The operator of Switzerland’s main stock exchange, SIX Group, has warned of expected losses this year running into billions of francs. 

The reason is negative value adjustments to its stake in payments provider Worldline participation and the Spanish stock exchange, which SIX bought in 2020.

The stock exchange operator expects a negative consolidated result in the range of CHF1 billion to CHF1.1 billion for 2023, it announced on Thursday. 

In 2022 it had a net profit of CHF185 million. And in the first half of 2023 alone, SIX earned CHF105 million.

SIX said the market environment, characterised by inflation and rising interest rates, was challenging. In particular, the sharp decline in the share price of the French payment service provider Worldline, in which SIX holds 10.5%, is a burden. 

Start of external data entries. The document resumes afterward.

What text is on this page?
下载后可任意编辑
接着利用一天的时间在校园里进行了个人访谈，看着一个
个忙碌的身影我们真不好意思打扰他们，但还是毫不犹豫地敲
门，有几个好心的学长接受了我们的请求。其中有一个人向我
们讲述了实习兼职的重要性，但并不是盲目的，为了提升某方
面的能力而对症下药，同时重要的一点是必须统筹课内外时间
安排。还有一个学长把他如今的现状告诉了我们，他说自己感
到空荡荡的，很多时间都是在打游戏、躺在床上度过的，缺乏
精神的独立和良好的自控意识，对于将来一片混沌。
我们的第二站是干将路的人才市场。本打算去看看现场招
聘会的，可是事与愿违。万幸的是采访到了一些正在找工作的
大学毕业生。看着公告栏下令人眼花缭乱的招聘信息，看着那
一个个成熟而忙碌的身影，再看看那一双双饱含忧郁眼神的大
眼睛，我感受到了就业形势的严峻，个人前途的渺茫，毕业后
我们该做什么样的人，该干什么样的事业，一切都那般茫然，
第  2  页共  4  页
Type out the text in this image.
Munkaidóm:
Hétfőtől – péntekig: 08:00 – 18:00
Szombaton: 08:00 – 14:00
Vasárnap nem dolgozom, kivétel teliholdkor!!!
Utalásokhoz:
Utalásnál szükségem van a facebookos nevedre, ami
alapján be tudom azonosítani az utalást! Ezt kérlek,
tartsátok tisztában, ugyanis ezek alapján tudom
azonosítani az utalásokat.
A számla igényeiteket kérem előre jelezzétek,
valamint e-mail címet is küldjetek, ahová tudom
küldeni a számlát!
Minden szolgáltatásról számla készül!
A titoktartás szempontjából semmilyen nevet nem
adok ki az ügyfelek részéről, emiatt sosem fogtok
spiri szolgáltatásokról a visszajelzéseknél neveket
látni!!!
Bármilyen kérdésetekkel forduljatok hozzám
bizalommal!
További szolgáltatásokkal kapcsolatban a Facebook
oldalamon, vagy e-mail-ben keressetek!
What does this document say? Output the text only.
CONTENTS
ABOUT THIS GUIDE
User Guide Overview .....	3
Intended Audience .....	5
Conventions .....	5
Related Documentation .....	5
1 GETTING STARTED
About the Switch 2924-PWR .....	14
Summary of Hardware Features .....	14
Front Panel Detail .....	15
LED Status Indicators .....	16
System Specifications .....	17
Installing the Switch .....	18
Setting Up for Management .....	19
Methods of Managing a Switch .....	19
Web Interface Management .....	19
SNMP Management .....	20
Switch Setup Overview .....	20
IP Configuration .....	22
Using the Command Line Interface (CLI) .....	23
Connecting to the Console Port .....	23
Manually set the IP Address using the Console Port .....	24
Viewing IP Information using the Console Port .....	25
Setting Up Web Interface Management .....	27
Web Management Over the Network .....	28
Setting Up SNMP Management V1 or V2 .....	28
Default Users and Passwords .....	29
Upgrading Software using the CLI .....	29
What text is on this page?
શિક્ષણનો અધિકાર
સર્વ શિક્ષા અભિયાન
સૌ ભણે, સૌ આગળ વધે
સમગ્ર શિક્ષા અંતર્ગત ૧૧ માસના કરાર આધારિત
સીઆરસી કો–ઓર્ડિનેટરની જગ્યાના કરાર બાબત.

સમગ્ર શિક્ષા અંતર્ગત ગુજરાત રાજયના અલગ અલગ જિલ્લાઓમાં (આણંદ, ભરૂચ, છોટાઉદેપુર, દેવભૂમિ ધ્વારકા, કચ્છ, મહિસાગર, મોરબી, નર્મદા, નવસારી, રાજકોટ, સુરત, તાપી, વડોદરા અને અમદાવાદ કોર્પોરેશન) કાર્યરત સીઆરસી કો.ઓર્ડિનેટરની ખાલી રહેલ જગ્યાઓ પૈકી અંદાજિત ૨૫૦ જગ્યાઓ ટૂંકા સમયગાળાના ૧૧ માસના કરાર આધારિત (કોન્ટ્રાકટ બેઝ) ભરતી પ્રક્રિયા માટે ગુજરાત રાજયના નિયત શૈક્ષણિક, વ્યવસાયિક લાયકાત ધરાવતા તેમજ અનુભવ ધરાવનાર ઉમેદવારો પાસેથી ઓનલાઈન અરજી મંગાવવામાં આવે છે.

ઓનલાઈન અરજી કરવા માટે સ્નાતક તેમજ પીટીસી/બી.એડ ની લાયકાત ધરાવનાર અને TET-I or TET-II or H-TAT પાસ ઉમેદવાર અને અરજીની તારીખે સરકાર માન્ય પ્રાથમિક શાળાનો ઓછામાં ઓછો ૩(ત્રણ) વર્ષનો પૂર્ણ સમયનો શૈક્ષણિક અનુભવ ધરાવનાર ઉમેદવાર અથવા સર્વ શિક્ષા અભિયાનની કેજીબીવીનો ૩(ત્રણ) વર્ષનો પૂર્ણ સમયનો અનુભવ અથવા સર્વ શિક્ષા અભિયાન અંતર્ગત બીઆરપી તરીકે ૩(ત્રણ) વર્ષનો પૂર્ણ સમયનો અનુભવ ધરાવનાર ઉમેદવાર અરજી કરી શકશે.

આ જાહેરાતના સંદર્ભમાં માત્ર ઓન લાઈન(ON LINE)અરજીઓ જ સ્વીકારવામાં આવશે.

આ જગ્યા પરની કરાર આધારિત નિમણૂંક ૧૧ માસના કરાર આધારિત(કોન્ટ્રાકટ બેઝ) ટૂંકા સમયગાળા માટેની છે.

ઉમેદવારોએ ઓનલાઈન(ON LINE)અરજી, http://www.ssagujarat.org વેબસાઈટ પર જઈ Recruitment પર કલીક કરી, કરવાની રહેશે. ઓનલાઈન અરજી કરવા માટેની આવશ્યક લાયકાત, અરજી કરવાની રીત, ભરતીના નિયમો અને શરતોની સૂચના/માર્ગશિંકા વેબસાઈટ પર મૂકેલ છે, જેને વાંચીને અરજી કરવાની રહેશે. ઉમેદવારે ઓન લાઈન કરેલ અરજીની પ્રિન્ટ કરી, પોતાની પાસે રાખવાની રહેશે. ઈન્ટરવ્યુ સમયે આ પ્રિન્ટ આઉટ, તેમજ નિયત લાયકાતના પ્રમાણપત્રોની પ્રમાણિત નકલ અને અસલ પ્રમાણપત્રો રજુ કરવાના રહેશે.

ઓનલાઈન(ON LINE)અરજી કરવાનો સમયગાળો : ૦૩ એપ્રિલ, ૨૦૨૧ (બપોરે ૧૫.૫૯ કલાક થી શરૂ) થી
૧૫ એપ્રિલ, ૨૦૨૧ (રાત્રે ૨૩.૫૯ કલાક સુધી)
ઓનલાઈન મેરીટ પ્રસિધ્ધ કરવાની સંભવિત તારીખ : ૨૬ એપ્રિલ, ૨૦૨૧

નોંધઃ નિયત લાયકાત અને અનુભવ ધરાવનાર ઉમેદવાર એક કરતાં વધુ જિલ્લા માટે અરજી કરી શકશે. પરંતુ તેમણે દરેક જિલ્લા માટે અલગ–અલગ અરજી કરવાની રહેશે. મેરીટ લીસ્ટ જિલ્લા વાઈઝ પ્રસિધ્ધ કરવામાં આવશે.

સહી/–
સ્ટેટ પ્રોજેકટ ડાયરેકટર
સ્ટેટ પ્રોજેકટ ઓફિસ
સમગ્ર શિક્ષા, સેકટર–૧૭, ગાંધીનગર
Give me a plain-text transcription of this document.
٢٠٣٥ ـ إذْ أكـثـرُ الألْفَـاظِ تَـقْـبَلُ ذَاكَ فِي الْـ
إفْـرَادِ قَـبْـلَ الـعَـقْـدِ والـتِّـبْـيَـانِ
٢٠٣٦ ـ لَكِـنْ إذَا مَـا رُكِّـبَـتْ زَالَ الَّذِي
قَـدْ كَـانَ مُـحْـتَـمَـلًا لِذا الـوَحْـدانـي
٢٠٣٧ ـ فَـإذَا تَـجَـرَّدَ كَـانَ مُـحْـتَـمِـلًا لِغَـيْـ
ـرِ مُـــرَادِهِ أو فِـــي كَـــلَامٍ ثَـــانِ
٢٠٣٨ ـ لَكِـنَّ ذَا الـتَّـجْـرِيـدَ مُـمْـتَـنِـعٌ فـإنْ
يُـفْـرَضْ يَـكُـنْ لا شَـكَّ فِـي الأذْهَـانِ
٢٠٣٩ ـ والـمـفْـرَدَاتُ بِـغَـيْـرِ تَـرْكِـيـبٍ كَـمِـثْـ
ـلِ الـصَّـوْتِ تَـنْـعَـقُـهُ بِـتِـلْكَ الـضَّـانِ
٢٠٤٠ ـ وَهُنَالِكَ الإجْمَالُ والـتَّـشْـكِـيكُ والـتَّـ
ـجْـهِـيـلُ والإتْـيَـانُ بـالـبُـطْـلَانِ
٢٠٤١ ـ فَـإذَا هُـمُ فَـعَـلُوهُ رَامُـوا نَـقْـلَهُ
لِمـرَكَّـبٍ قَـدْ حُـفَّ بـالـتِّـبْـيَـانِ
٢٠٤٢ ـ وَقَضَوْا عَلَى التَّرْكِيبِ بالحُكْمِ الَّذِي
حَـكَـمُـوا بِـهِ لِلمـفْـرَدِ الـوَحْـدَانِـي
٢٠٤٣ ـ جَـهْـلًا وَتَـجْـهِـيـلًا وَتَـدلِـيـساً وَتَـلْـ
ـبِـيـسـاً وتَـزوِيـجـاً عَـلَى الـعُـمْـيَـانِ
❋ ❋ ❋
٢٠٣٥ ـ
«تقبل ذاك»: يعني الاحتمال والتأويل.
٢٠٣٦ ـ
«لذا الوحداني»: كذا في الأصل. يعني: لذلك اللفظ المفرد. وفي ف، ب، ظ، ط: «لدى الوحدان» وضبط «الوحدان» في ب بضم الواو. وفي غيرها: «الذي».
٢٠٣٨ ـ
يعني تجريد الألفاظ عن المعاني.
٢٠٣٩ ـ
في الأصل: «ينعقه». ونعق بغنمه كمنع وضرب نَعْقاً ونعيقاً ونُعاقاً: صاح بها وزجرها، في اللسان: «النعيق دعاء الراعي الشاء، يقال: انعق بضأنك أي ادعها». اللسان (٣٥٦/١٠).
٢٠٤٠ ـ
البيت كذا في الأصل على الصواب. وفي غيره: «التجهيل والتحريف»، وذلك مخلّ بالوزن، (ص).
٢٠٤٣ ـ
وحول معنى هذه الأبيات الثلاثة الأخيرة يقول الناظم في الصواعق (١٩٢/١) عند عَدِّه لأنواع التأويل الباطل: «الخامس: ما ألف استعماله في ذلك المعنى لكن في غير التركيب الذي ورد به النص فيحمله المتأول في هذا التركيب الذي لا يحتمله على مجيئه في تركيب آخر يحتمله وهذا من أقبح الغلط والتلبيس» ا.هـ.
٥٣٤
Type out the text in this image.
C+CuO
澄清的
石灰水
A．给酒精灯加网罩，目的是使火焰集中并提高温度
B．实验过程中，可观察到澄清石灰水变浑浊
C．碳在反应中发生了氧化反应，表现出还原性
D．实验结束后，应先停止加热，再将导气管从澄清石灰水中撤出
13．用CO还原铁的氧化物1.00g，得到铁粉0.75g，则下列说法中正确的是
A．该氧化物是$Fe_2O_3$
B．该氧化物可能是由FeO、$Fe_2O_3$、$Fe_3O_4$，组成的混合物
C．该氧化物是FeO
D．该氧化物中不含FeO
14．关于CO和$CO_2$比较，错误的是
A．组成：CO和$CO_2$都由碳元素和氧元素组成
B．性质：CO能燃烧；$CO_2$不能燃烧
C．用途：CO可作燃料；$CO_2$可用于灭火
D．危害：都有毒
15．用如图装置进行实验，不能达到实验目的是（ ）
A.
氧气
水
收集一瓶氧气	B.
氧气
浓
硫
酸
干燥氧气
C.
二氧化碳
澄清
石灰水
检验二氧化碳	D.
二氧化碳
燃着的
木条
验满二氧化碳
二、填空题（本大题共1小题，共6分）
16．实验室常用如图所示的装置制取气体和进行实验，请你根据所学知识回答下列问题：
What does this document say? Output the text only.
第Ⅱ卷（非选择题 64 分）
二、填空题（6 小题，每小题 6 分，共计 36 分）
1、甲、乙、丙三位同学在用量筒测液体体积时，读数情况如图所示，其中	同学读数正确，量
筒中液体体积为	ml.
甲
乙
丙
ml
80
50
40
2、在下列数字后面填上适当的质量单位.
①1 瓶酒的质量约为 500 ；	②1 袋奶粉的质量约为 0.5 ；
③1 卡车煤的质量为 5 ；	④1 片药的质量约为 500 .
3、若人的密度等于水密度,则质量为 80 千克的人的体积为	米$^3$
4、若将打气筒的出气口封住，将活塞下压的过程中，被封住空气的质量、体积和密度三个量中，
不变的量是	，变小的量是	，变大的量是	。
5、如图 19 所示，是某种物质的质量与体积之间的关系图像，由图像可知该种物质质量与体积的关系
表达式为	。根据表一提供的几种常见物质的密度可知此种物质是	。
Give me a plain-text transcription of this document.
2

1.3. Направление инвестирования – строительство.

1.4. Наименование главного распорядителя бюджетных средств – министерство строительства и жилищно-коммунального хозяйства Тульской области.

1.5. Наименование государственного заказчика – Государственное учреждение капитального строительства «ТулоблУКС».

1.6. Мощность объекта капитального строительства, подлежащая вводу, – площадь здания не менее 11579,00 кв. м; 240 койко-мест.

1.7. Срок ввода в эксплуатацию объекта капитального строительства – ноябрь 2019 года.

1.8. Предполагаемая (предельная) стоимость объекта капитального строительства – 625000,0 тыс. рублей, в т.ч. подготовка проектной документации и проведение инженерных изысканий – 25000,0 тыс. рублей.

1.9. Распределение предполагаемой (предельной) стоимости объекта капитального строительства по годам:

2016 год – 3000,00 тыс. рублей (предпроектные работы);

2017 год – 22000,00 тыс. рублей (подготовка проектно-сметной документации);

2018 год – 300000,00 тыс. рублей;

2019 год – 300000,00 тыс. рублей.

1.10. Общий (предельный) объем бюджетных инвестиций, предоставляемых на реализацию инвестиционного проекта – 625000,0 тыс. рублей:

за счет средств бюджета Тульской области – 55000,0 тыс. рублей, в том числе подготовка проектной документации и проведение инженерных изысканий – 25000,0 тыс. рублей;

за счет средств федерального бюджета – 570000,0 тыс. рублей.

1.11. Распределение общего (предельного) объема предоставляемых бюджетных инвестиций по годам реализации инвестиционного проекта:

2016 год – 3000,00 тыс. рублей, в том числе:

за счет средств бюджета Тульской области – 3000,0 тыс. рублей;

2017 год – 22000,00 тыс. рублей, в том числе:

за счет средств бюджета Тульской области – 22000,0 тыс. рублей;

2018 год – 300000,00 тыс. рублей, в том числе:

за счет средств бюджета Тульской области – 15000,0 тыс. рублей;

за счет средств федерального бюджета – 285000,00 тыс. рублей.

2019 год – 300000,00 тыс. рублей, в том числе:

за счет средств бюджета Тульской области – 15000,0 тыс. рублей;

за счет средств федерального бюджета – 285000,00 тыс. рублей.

In the fourth quarter of 2023 there will be a value adjustment of around CHF860 million.

Furthermore, the “goodwill” in the books for Bolsas y Mercados Españoles (BME) will be revised downwards by CHF340 million. The reasons are higher discount rates and lower trading volumes.

In technical jargon, goodwill means the difference between the selling price for a company and the intrinsic values ​​determined in accounting. SIX bought BME in 2020 for around €2.6 billion.

The group was said to be doing well operationally. For the full year 2023, SIX expects currency-adjusted sales growth of around 3%. Operating profit EBITDA is expected to increase by 6 to 7% after adjusting for currency effects.

In addition, SIX is highly capitalised. Despite the high loss, it plans to pay out a slightly higher dividend for the 2023 financial year than in the previous year. For the year 2022, the shareholders – around 120 financial institutions – received CHF5.10 per share.